# Was für Handschuhe benutzt Ihr zum Spinnfischen?



## oh-nemo (19. Dezember 2004)

Die Füsse sind so warm in der Wathose dank der Angora-Füsslinge 
Aber heute Nachmittag sind mir wieder fast die Finger abgefroren.
Das muss ein Ende haben :q
Was habt Ihr denn für Hanschuhe?
Neopren oder Thinsulate?
Auf jeden Fall sollte der Zeigefinger und Daumen frei sein.


----------



## karpfenwuerger (19. Dezember 2004)

*AW: Was für Handschuhe benutzt Ihr zum Spinnfischen?*

Ich hab mir Neoprenhandschuhe besorgt und von Daumen, Zeige- und Mittelfinger etwa 3 cm weggeschnitten.


----------



## Hasenfuß (19. Dezember 2004)

*AW: Was für Handschuhe benutzt Ihr zum Spinnfischen?*

Habe mir welche mit umklappbaren Daumen, Zeige- und Mittelfinger gekauft.

Um es kurz zu machen: Das ist Mist! Man kann mit einem guten Neoprenhandschuh für ca. 20€ gut werfen, dafür braucht man keine abgeschnittenen Finger. Dadurch läuft nur Wasser in die Handschuhe, und die Finger werden konstant kalt. Nach dem Ausziehen der Handschuhe beim Köderwechsel waren die Finger an der frischen, windigen 1°C kalten Ostseeluft wieder fein warm. Handschuhe wieder drauf, Finger sofort wieder kalt!

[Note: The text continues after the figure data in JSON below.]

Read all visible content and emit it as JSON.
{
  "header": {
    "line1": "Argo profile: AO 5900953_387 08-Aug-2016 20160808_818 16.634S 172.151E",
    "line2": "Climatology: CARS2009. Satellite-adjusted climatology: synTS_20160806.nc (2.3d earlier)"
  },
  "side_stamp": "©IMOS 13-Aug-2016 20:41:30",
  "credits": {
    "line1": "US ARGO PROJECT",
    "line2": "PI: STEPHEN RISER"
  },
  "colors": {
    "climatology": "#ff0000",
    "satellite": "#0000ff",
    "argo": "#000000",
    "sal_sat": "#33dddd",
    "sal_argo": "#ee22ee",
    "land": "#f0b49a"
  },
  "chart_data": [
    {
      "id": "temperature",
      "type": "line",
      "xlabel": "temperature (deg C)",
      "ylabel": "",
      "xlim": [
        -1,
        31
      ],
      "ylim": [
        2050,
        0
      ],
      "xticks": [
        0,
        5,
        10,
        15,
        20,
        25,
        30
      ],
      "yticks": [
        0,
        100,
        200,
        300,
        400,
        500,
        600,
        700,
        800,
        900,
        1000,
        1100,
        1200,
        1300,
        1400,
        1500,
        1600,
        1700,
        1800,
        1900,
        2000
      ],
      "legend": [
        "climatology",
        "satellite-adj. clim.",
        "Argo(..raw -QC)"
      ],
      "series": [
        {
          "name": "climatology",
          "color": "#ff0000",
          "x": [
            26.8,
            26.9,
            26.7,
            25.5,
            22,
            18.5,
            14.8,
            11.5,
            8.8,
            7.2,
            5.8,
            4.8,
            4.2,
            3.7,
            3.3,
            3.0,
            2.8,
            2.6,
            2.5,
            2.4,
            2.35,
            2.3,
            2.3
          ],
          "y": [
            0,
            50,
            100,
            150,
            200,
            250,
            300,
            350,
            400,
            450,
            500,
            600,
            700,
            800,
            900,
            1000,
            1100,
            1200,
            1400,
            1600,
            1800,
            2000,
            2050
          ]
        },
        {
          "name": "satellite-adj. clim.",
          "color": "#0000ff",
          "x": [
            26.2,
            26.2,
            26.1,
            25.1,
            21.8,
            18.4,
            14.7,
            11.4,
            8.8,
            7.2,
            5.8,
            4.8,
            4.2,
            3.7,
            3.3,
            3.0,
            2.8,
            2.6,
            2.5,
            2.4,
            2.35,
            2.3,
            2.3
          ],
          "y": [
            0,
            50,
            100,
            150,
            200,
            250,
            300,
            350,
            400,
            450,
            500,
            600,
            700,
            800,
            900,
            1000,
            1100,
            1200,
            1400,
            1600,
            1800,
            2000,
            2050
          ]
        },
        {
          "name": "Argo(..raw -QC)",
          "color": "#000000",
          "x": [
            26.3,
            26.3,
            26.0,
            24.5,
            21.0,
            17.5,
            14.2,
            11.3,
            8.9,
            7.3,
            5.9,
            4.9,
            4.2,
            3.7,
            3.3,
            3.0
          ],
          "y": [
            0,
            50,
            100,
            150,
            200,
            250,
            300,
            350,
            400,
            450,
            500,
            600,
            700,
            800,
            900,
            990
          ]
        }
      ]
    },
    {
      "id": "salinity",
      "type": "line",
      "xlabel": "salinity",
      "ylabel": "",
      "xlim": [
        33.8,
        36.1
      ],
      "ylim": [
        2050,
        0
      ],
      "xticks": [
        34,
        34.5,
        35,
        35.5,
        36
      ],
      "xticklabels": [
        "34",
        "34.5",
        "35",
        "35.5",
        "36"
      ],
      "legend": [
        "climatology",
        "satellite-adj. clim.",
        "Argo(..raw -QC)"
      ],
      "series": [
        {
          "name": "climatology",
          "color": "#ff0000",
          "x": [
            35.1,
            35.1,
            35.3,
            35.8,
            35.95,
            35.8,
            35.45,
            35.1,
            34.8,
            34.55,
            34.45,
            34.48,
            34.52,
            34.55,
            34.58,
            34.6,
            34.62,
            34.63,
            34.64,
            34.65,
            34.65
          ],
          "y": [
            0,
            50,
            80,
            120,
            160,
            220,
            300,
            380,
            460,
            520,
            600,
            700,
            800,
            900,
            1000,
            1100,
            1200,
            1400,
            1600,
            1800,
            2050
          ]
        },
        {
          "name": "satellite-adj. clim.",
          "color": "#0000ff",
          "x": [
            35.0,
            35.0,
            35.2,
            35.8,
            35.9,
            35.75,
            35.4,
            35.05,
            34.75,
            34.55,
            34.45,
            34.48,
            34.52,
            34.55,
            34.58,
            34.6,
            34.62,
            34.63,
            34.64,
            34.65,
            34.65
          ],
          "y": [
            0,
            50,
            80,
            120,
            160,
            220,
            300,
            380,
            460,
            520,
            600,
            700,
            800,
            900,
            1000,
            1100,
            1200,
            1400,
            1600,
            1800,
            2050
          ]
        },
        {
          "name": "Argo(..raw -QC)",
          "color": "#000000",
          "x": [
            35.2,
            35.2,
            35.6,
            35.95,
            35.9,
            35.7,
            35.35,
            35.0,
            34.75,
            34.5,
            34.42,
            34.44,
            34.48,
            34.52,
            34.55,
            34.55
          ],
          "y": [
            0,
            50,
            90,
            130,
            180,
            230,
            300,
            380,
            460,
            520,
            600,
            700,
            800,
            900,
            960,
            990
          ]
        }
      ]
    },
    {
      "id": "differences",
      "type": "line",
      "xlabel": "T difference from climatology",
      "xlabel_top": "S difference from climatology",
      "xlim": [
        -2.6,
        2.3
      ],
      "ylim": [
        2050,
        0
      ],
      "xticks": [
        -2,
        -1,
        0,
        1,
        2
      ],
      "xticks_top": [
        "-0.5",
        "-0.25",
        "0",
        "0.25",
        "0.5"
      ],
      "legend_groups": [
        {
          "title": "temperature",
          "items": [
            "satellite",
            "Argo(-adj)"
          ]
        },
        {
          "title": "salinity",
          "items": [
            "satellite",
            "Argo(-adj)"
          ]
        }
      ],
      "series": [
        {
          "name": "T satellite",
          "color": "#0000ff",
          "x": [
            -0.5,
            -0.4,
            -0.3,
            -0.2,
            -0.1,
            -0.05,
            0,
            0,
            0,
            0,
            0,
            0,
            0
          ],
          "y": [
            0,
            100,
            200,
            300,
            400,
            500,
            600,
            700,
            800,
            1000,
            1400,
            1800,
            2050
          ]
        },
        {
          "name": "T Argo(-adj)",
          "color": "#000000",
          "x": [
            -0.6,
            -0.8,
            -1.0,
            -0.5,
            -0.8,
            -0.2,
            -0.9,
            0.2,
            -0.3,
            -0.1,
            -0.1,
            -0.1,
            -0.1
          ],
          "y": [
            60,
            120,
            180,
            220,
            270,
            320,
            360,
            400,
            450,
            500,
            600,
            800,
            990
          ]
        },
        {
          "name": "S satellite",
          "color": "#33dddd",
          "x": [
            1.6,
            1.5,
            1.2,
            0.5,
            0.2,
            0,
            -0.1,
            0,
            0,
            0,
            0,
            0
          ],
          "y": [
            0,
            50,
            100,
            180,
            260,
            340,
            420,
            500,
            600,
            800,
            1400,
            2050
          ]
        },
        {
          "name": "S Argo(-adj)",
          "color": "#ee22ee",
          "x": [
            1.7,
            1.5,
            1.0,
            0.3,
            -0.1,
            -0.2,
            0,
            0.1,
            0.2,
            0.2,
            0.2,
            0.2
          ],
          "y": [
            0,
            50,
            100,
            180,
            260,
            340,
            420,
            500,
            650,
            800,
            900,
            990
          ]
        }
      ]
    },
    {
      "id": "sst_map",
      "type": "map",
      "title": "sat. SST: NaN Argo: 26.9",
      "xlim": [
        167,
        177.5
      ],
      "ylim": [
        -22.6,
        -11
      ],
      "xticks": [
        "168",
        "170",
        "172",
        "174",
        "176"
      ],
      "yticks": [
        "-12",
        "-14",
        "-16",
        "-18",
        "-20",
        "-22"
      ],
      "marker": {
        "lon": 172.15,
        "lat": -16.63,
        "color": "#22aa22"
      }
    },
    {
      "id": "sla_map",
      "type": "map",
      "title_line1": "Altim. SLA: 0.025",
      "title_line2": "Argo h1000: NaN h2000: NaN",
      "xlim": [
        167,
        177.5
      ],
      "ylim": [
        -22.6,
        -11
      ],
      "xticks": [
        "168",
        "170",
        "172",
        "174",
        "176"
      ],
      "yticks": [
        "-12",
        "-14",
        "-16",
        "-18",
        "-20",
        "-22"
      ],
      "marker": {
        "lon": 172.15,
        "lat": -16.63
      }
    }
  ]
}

Also ich würde Handschuhe aus Neopren nehmen, die schön vernäht sind, und auf der Oberfläche nicht so rauh, sodaß man damit gut werfen kann.


----------



## marioschreiber (19. Dezember 2004)

*AW: Was für Handschuhe benutzt Ihr zum Spinnfischen?*

Garkeine !
Fang bloss nicht mit Neopren an !
Darin schwitzen die Hände, und kühlen dann nur um so schneller aus !
Ich habe an meiner Geoff Anderson-Jacke eingenähte Garmaschen. Die stören nicht und wärmen selbst dann noch wenn ich einen Fisch mit der Hand gelandet habe und sie nass sind!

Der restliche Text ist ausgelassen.